Time and time again, I would find myself researching ways to get rid of my stress and excessive worry. Time and time again, I would find suggestions that weren’t helpful because they just didn’t feel right. Maybe it was my lack of patience towards the idea of meditation or partaking in yoga that left me struggling to find a solution, but thankfully I found my own ways to cope with my constant stress, and I thought I’d share them with you.
- Picking Up A Hobby That You Love
Hobbies can include virtually anything. Whether it’s ice skating, reading, or knitting, a hobby that you enjoy can improve your mental health and reduce stress. I have found that dedicating time to a favorite hobby allows me to enjoy myself, feel happy, and relax. The one thing I do have to caution against is continuing a hobby that you think you enjoy. You might have liked it once, but now find it draining or as some type of personal responsibility when you try it again. Make sure that the hobby is something you are actively enjoying and not something you’re convincing yourself that you enjoy.
- Getting Your Steps In
Both outdoor walks and group fitness classes are great ways to get your body moving, but any exercise is a wonderful stress reliever. Not only does activity boost those endorphins that make you feel better, but it also serves as an outlet that can help you reduce your worry or other emotions that may be bothering you. Often, when I am going for a walk or participating in an instructor-led class, I find that I am reflecting on what is stressing me out in a positive and reformative light, rather than letting it overwhelm me. This is definitely something to give a shot!
- Preparing Ahead
Preparing ahead can be hard to do, but in the end, it pays off. It can range anywhere from building your outfit the night before or beginning an essay a week before it’s due. It’s an easy way to way to help your future self not be overwhelmed later on, especially with an excessive amount of homework due. What I personally have done to help myself get ahead of everything that I need to do is create a spreadsheet of all my assignments, and look at what’s due a week in advance to begin working on it. More so, when I find that I have free time with nothing to do, I’ll try to get a little bit of work done.
- Dedicating Time To Personal Breaks
This goes hand in hand with the first point, but taking a personal break doesn’t necessarily have to mean pursuing a hobby. It can be something as easy as lying down and relaxing. Either way, ensuring that you find some personal time within your day, even for just five minutes, can really soothe the body and mind. It can also be a way to recover, refocus, and reflect. Don’t continue to push yourself if you feel like you can no longer concentrate on what you’re doing.
- Changing Bad Habits
This is probably the hardest thing to do overall, but it can also be the most beneficial. Bad habits, like procrastinating, can lead to frustration with oneself, as well as a build-up of stress. If you find that your bad habits are affecting your daily life, it might be best to work towards breaking them. There are plenty of guides online or in books that provide advice on how to break them, but what I’ve found the most helpful is taking it one step at a time. Take procrastination, for example: on the first day of the week, do 10 minutes of work, then give yourself a five-minute break.
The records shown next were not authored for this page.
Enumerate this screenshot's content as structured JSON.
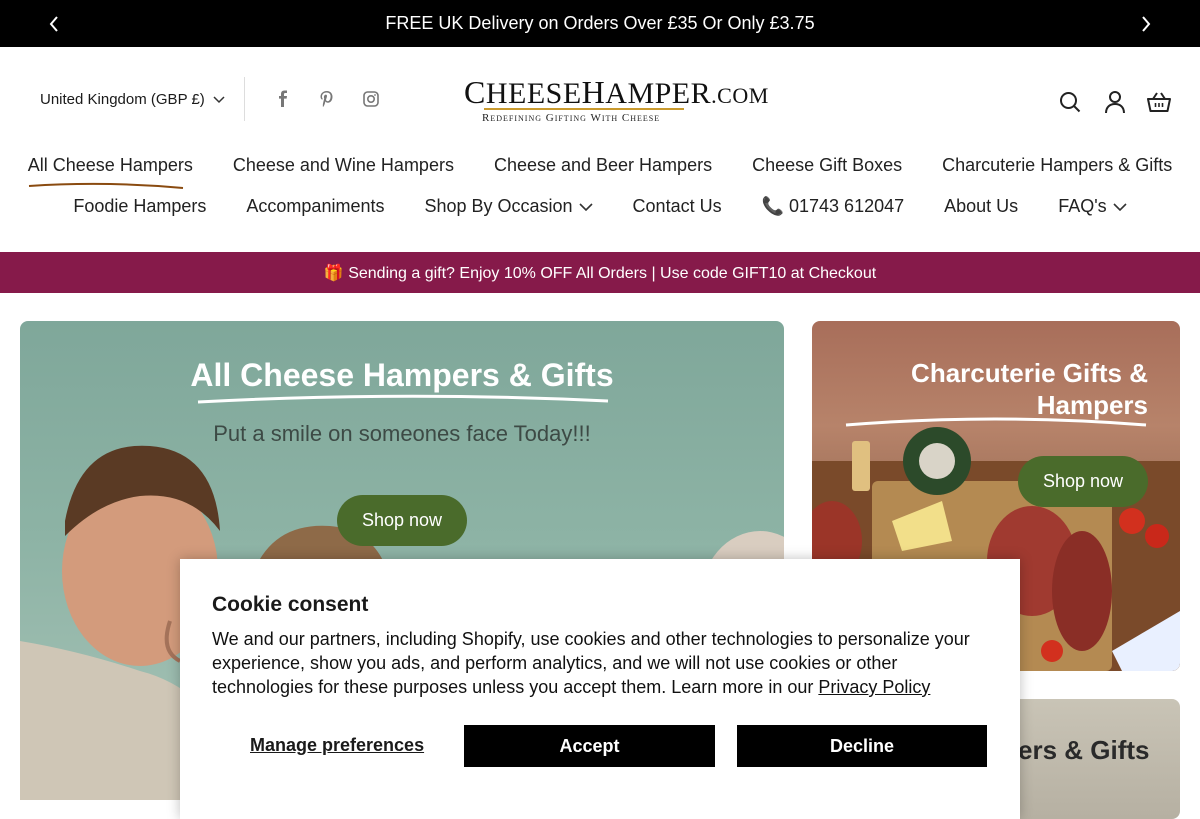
{
  "announcement": {
    "text": "FREE UK Delivery on Orders Over £35 Or Only £3.75"
  },
  "header": {
    "locale": "United Kingdom (GBP £)",
    "logo": {
      "text_cap1": "C",
      "text_part1": "HEESE",
      "text_cap2": "H",
      "text_part2": "AMPER",
      "suffix": ".COM",
      "tagline": "Redefining Gifting With Cheese"
    }
  },
  "nav": {
    "row1": [
      "All Cheese Hampers",
      "Cheese and Wine Hampers",
      "Cheese and Beer Hampers",
      "Cheese Gift Boxes",
      "Charcuterie Hampers & Gifts"
    ],
    "row2": [
      "Foodie Hampers",
      "Accompaniments",
      "Shop By Occasion",
      "Contact Us",
      "📞 01743 612047",
      "About Us",
      "FAQ's"
    ]
  },
  "promo": {
    "text": "🎁 Sending a gift? Enjoy 10% OFF All Orders | Use code GIFT10 at Checkout"
  },
  "hero": {
    "title": "All Cheese Hampers & Gifts",
    "subtitle": "Put a smile on someones face Today!!!",
    "button": "Shop now"
  },
  "side1": {
    "title": "Charcuterie Gifts & Hampers",
    "button": "Shop now"
  },
  "side2": {
    "title": "ers & Gifts"
  },
  "cookie": {
    "title": "Cookie consent",
    "body": "We and our partners, including Shopify, use cookies and other technologies to personalize your experience, show you ads, and perform analytics, and we will not use cookies or other technologies for these purposes unless you accept them. Learn more in our ",
    "link": "Privacy Policy",
    "manage": "Manage preferences",
    "accept": "Accept",
    "decline": "Decline"
  },
  "colors": {
    "promo_bg": "#861a4a",
    "button_green": "#4a6b2b",
    "underline": "#8a4b10"
  }
}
Keep building up this stamina over time, but don’t exert yourself to the point where it’s stressing you out even more!
While I know that achieving all of these can be hard, especially when time and money are concerns for any college student, trying to perform even one of these methods can be helpful. However, don’t overwhelm yourself with the idea that all of these have to be obtained in order to decrease your stress. A lot of the time I fall victim to wanting all of this, and wanting to do all of that, but I eventually learned that it’s okay if not everything happens all at once. Take it slow, and do what’s best for you!